La structure des entretiens étant plus rigide, nous sommes plus efficaces pendant les réunions. Une certaine autonomie s’est crée. On a tendance à chercher des réponses par nous même plutôt que de poser spontanément nos questions lors des réunions. Le gain de temps est aussi à mentionner : les déplacements sont plus rares, nous pouvons plus facilement passer d’une tâche à l’autre.

A long terme, le distanciel pourrait être plus communément accepté. A l’échelle de la recherche, les contraintes sanitaires ont forcé les techniciens ou ingénieurs de recherche à adapter leur activité au télétravail. C’était difficilement imaginable mais, en fin de compte, partiellement possible. Mais ces changements s’opèrent déjà à l’échelle de l’organisation du travail en général.

  • Avec la propagation des nouveaux variants, la course aux vaccins, et la question de l’efficacité des mesures sanitaires, il est nécessaire de mobiliser le maximum d’informations fiables, fournies par la communauté scientifique. Avez-vous assisté à une sollicitation plus importante de votre domaine de recherche ?

Je n’ai personnellement pas été plus sollicité puisque cela ne concerne pas directement mes recherches, je m’intéresse plus aux mécanismes d’allergies. Mais j’ai pu voir un changement auprès de collègues qui s’intéressent à l’immunologie virale. Depuis le début de la crise sanitaire, ces chercheurs ont pu répondre à quelques dizaines d’appels d’offre portant, par exemple, sur le développement d’un vaccin ou sur les impacts du Covid-19 à long terme. Leur activité s’est certainement dynamisée, grâce notamment à un financement plus accessible et abondant.

  • Le distanciel a-t-il affecté la capacité de répondre aux attentes croissantes adressées à la recherche scientifique ?
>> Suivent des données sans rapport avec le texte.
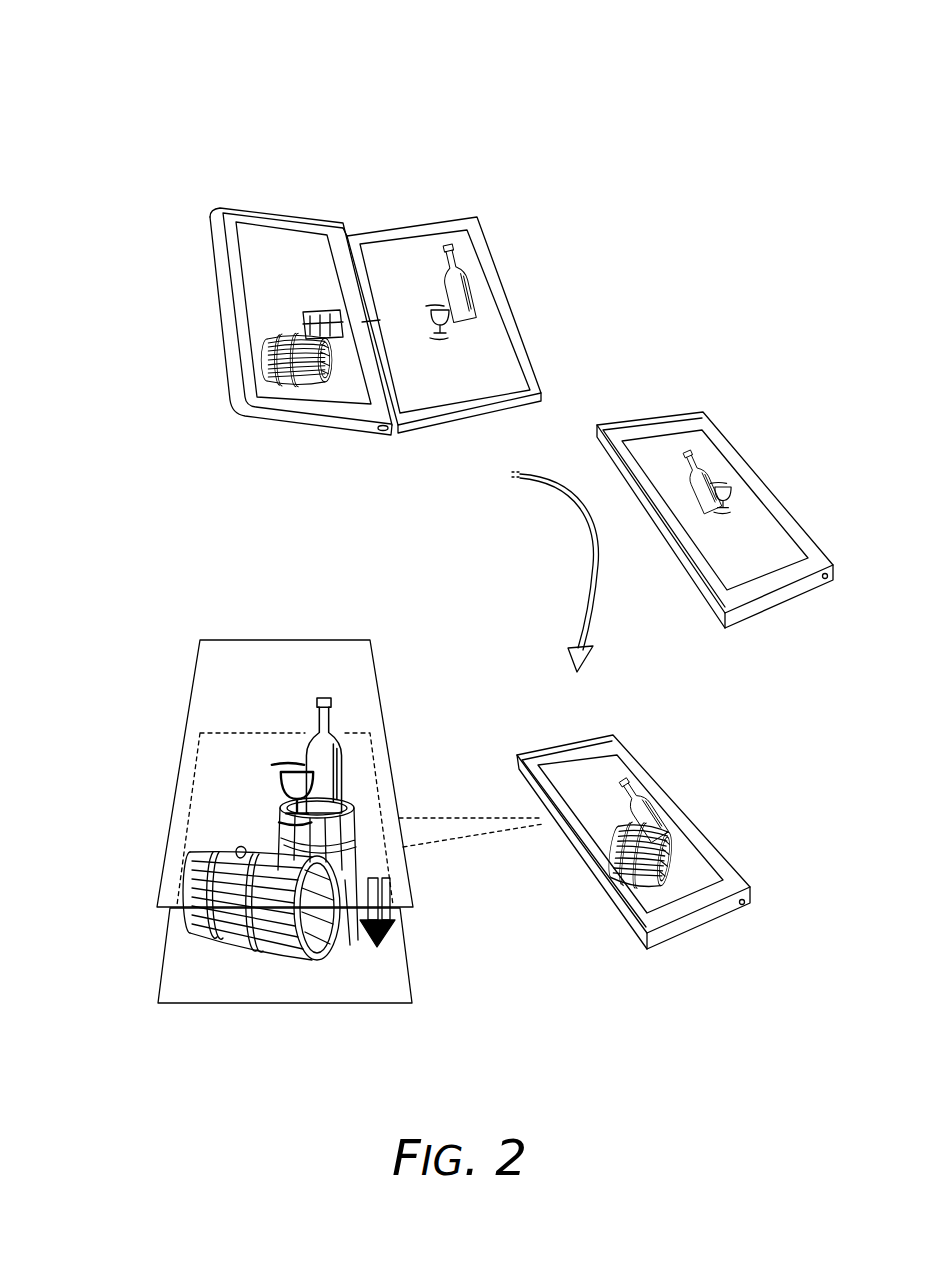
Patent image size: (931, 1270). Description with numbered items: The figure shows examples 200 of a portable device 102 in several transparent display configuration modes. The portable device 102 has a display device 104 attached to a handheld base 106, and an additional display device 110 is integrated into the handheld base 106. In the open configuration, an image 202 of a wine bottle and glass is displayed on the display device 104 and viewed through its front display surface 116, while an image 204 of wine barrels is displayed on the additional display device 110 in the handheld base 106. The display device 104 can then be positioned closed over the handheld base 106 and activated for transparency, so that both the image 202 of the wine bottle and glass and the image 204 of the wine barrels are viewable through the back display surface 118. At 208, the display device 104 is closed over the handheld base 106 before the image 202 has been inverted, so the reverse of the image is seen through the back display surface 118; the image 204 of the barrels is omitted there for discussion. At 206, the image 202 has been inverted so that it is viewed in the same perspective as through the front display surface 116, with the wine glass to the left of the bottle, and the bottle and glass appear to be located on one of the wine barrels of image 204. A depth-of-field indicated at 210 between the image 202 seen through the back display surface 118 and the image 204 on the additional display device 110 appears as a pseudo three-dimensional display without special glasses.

Grâce au gain de temps tiré du télétravail, nous pouvons passer plus de temps à réfléchir aux appels d’offre. Mais une fois que nous sommes sélectionnés pour un projet, le retard induit par le distanciel compense cet aspect positif.
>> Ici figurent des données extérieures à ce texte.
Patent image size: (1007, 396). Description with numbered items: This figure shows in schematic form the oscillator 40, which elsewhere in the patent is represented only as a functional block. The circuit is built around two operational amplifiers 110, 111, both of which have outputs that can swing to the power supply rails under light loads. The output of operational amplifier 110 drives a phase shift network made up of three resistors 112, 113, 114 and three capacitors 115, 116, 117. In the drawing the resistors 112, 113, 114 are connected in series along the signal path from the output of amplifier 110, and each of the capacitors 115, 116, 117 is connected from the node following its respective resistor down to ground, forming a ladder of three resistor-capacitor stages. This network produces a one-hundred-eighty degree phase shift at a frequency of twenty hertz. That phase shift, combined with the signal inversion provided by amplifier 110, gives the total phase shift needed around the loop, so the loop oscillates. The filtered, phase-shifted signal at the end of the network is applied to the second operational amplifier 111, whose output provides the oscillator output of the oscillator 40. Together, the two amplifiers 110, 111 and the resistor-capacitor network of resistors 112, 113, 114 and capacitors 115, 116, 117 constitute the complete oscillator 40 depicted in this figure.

Il faut aussi tenir compte des conséquences de la crise sanitaire sur la disponibilité de notre matériel. Une partie étant réquisitionnée pour les tests PCR et la vaccination, les ruptures de stock subies au début de la crise nous ont fait accumuler du retard. Aujourd’hui, ce sont les délais de livraison, deux à trois fois supérieurs qu’en temps normal, qui posent problème. Cela n’a pas l’aire de s’améliorer. Le matériel électronique, comme les casques audios et caméras, a également été reçu après un certain temps. En bref, le distanciel et les conséquences liées à la crise sanitaire induisent inévitablement des retards.